Kolejny raz okazuje się, że epickie pomysły Niemców sypią się finalnie w gruzy. Cokolwiek by to nie było. Reformacja? Proszę bardzo, tysiące kościołów protestanckich a katolicki nadal jeden i najbardziej liczebny. Marksizm? Proszę bardzo, bieda i miliony ofiar. Tysiącletnia Rzesza? Proszę bardzo, pada po kilkunastu latach. Zielony ład? Proszę bardzo, lada chwila Chiny zajadą Europę tanimi elektrykami. Ten odcinek o tym mówi.
Akurat reformacja się całkiem udała, biorąc pod uwagę, że to historycznie jeden z niewielu przypadków oddzielenia się od kościoła katolickiego, który nie zakończył się albo naturalnym zapomnieniem, albo nienaturalnym wymordowaniem ludzi mających obiekcje co do prawdziwości nauczania kościoła rzymskiego. Biorąc pod uwagę, jak kończyły wszystkie inne ruchy heretyckie, które ze sporą regularnością powstawały w obrębie zasięgu katolicyzmu (wszak to nie Luter pierwszy wpadł na pomysł, że można przeczytać Biblię i zinterpretować ją bez naciągania pod z góry założone tezy katolicyzmu), można raczej uznać powstanie i przetrwanie alternatywy dla kościoła rzymskiego za historyczny sukces. A jeśli już przy naciąganiu rzeczy pod tezę jesteśmy, to warto wspomnieć, że w przypadku Niemców mówimy o narodzie, który tworzył takie projekty polityczne jak Święte Cesarstwo Rzymskie, zakon Krzyżacki, Hanza, czy zjednoczone Niemcy, które dwukrotnie rzuciły wyzwanie całemu światu zachodnich potęg kolonialnych. I mimo wyśmiewanych przez ciebie porażek, oni dalej są najbardziej wpływowym państwem w Europie i przewodzą kolejnemu projektowi politycznemu. Tak więc polecam odrobinę pokory, bo można a nawet wypada Niemców nie lubić, ale nie można powiedzieć, że są nieudolni.

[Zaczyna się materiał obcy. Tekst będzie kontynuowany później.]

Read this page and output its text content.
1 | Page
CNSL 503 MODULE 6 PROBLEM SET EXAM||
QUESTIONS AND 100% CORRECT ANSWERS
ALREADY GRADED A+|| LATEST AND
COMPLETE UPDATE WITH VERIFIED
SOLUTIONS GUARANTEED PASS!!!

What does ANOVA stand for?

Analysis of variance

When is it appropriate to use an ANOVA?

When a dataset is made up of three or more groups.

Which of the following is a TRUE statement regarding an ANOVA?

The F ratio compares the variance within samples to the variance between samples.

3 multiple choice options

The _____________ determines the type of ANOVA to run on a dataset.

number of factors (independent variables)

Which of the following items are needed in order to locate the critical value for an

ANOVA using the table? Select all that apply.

@@heretic2849 To nie jest kwestia lubienia, tylko faktów. Z ich egoistycznego punktu widzenia realizowane przez nich projekty faktycznie były korzystne i epickie. Natomiast dla otoczenia na ogół niosły degradację, niewolę, zniszczenie itd. Reformacja przyniosła wojny religijne na skalę, jaką nie generowały nawet najsroższe ruchy heretyckie wewnątrz KK. Krzyżacy w swym super korpo państwie zanihilowali istotną część plemion nadbałtyckich a nam uprzykrzali życie przez parę wieków. Można tak dalej. Reasumując: Niemcy mają umiejętność generowania wielkich projektów, za których wysoką cenę koniec końców musi płacić otoczenie.